Escrita por Donald S. Sanford, un ex-marine que más tarde se convertiría en guionista televisivo y cinematográfico —de hecho, su especialidad fueron, más allá de las series, los films ambientados en la IIGM como la británica Submarino X-1 o Escuadrón mosquito, dirigida por Boris Sagal a finales de los 60—, y encabezada por un magnífico reparto donde destacaban rostros como los de Charlton Heston —precisamente, protagonista en Aeropuerto 75—, un ya mayor Henry Fonda o Glenn Ford —por no hablar del elenco de secundarios, algunos con aportaciones casi testimoniales como Robert Mitchum, Toshiro Mifune o James Coburn—, La batalla de Midway se distingue entre dos tramos claramente diferenciados: el primero, donde se intuye precisamente la procedencia y devoción del autor de su libreto por el género, destacando un primer segmento en el que la estrategia y el vaivén administrativo se extienden en pantalla sin necesidad de por ello restar interés a una crónica que sabe sostener a la perfección su carácter, el de relato pormenorizado de un acontecimiento a través del que poder reflexionar más que celebrar una victoria esencial. Y es que aquello que podría ser empleado como percutor argumental (la derrota en Pearl Harbor), es llevado a un terreno desde el cual comprender las circunstancias suscitadas por el revés sufrido, extendiendo la pérdida a algo más que una nación, también a quienes intentaban convivir en la misma —algo que se refleja a la perfección en la subtrama del hijo del Capitán Garth (un cumplidor Charlton Heston), que se aleja de la coartada emocional para indagar en la hostilidad y desconfianza suscitada tras el ataque nipón—. De este modo, La batalla de Midway no se alza como un ejercicio patriótico al que tan (mal)acostumbrados nos tiene el cine norteamericano cada vez que recurre a sus grandes victorias para ensalzar, una vez más, la virtud y fraternidad existente en el país de las barras y las estrellas; es más, incluso reconoce las fallas del propio conflicto desde la fortuna que disponen los no pocos elementos (internos o externos) que suelen participar en una disputa de estas características —hecho evidenciado, en especial, a través del acertado personaje al que da vida un pragmático Henry Fonda—.

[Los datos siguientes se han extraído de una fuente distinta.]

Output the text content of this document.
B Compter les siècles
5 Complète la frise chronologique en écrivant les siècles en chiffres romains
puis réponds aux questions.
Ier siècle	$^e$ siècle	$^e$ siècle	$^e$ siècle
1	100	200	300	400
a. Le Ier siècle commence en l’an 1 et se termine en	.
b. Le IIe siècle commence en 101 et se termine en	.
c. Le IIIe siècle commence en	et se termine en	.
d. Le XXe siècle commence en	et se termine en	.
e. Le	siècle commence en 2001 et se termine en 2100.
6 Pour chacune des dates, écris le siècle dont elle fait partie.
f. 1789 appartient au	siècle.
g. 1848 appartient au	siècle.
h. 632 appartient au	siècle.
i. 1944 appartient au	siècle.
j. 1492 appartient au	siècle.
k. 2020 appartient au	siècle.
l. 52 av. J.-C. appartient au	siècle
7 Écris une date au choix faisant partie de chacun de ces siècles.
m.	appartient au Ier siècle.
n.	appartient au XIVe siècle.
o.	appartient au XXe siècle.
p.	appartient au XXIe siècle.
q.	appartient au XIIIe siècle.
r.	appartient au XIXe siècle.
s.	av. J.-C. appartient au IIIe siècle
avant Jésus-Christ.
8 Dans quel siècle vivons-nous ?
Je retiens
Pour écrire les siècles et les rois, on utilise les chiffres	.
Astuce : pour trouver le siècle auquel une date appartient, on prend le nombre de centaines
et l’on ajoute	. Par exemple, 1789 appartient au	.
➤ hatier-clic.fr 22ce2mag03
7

La cohesión y pulso que transmite Smight durante la primera hora de La batalla de Midway, no encuentra sin embargo su reflejo en la contienda bélica que se expondrá en el segundo bloque. En la consecución de las distintas secuencias donde el de Minessota plasma ese enfrentamiento con la ayuda de ese metraje sustraído del mismo combate, nos encontramos ante una particular disyuntiva: mientras la autenticidad que ofrecen al film dichas imágenes —así como la recrudecida representación que realiza en no pocas ocasiones el cineasta—, proveen una extraña fuerza y brío a la encarnizada batalla, el hecho de que funcionen como injertos dentro de la ficción socava una continuidad que, por momentos, resta precisamente esas virtudes al conjunto. No es que el hecho de incorporar estampas ajenas desvirtúe el interesante trabajo de Smight —si bien, en ocasiones, queda encorsetado bajo el exceso de datos y detalles con que Sanford provee a su libreto—, más bien que no se logra la misma solidez que sí se podía entrever en su tramo inicial.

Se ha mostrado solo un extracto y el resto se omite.